Como es natural, un debate con numeroso público en directo un sábado por la noche ha de ser un foco espontáneo de estridencia y de demagogia. El carácter alborotado de ese formato nos conduce de manera natural a un escenario muy concreto; el formato requiere que los contertulios tengan, de entrada, una capacidad torácica y vocal importantísima. El contertulio de estos debates debe conseguir hacerse oír por encima de la bronca, con lo que la dirección del programa tiende a descartar a los invitados que hablen con suavidad para favorecer indefectiblemente a los que tengan un timbre de voz con gran presencia, independientemente de si son o no aptos para construir frases inteligibles; por tanto, ya hay una criba inicial que se centra en los volúmenes acústicos, sin tener en cuenta otras cualidades (un gran especialista vocal de debates como éstos era don Jesús Gil y Gil, cuya voz se oía siempre por encima de cualquier otra cosa) . Una vez establecidos los contertulios, se materializa el hecho magnífico de la demagogia, que muchas veces es demagogia por contacto; por lo que parece, la presencia de público bullicioso en la sala es un acicate impresionante para la secreción demagógica. En este contexto, el contertulio busca en cada intervención el aplauso del público, y el público quiere que se le halague (en general, el público quiere que no se le haga responsable de nada; el público quiere que se señale un enemigo externo y que se le ataque). La búsqueda del aplauso se lleva a cabo con una avidez sobresaliente; el perfeccionamiento en la sucesión de muletillas y de expresiones de probada eficiacia populista por parte del contertulio de este programa no tiene parangón en ningún medio de comunicación actual. El acaloramiento crece y sepulta cualquier vocación de proponer alternativas de razonamiento constructivas. El público jalea cualquier contestación extemporánea, cualquier interrupción grosera y, en resumen, cualquier intento de humillación al adversario, siempre que se haga a gritos. Si algún contertulio se presenta en ese lugar con un argumentario previo que se fundamente en el razonamiento, por endeble que sea, este contertulio va a tener que olvidar su guión y tendrá que ir al barro puro y duro (si es que quiere que vuelvan a invitarle).
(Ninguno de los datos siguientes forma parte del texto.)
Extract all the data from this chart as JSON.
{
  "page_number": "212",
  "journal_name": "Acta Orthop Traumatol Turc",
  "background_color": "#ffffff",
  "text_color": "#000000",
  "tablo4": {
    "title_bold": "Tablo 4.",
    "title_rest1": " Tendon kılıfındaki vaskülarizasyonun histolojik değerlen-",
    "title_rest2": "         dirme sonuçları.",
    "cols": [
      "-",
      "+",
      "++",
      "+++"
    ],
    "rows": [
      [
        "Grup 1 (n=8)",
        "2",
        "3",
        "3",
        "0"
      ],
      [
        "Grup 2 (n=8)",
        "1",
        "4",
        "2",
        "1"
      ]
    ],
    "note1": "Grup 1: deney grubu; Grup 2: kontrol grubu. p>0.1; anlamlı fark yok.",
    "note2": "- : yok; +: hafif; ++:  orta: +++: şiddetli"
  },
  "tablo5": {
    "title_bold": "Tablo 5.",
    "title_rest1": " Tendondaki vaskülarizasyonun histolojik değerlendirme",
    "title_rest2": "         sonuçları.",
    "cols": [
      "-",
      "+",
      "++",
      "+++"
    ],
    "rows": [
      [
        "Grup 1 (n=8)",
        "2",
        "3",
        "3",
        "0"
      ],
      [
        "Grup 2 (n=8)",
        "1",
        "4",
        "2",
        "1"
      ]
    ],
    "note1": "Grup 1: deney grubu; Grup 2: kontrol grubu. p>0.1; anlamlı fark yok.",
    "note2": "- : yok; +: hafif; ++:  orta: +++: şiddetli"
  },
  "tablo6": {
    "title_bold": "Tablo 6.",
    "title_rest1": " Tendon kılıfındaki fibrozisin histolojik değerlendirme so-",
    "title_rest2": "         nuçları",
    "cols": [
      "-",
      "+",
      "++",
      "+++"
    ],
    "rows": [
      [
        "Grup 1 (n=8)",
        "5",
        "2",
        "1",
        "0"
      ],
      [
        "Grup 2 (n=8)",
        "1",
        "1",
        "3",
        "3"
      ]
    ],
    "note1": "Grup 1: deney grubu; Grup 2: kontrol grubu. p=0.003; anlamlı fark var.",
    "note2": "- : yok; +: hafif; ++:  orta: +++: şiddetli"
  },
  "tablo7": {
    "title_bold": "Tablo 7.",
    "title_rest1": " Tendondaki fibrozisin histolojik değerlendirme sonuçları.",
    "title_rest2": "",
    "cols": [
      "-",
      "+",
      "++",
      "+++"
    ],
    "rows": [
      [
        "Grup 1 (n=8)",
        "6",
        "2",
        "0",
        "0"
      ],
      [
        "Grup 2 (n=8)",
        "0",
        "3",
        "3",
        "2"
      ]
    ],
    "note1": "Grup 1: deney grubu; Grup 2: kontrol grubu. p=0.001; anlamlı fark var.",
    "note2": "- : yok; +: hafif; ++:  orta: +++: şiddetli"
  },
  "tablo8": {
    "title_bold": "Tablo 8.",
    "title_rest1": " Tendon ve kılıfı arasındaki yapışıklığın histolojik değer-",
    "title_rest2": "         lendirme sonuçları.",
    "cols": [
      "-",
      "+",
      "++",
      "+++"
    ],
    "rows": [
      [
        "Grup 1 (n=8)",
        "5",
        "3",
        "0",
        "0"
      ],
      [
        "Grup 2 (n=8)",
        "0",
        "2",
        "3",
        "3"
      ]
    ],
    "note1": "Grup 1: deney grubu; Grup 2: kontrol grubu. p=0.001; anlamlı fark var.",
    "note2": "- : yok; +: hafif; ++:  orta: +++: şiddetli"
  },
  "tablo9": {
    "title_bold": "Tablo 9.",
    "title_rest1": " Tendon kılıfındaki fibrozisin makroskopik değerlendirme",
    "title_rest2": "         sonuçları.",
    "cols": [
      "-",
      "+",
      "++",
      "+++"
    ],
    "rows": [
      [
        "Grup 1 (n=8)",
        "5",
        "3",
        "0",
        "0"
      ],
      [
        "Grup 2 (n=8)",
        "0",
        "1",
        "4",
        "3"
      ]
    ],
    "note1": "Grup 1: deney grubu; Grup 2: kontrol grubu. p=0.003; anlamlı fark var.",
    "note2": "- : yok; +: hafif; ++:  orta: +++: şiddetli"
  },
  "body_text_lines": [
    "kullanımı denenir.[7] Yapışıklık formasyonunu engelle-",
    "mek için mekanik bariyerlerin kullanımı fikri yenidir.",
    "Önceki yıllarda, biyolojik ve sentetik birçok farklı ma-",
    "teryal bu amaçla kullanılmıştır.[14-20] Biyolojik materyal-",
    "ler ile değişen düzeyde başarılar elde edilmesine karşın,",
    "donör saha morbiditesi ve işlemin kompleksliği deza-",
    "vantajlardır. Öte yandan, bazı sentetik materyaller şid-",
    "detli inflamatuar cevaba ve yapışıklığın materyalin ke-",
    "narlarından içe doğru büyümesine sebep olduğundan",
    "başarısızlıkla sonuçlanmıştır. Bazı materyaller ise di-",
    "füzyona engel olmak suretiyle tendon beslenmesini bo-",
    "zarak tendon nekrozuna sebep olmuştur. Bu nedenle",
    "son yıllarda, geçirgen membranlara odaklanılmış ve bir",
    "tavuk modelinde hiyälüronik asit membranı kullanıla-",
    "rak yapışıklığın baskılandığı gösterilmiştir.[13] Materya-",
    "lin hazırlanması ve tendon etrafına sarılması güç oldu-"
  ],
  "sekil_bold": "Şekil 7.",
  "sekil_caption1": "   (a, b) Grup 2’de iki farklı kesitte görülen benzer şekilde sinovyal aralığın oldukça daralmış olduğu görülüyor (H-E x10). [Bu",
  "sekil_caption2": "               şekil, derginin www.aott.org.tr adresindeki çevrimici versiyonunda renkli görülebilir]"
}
Con este panorama, «El Gran Debate» ofrece cada semana unos índices de populismo ruidoso completamente garantizados, porque además es un programa que tiende a tratar con esta superficialidad escandalosa determinados asuntos caracterizados por tener unas connotaciones morales indudables y unas complejidades técnicas peliagudas. Por ejemplo, el asunto que se trató el sábado: los desahucios. Un tema que humanamente provoca un nudo en la garganta a cualquier persona con un mínimo de sentimiento, pero en el que quien quisiera llevar a cabo cualquier modificación del panorama actual tendría que enfrentarse a la gelidez de los números y del ordenamiento jurídico, lleno de derechos y obligaciones. El programa trató el tema con toda la dinamita emotiva que cabía esperar pero sin dejar mucho espacio a la exposición inteligible de alternativas viables.
El tratamiento asambleario, impreciso y gritón de los temas más peliagudos parece el camino más corto hacia situaciones ambientales de contornos asamblearios, imprecisos y gritones, situaciones en las que, cuando se llegue a un nivel insostenible de calentamiento, no se podrá detener la bronca para ir a publicidad.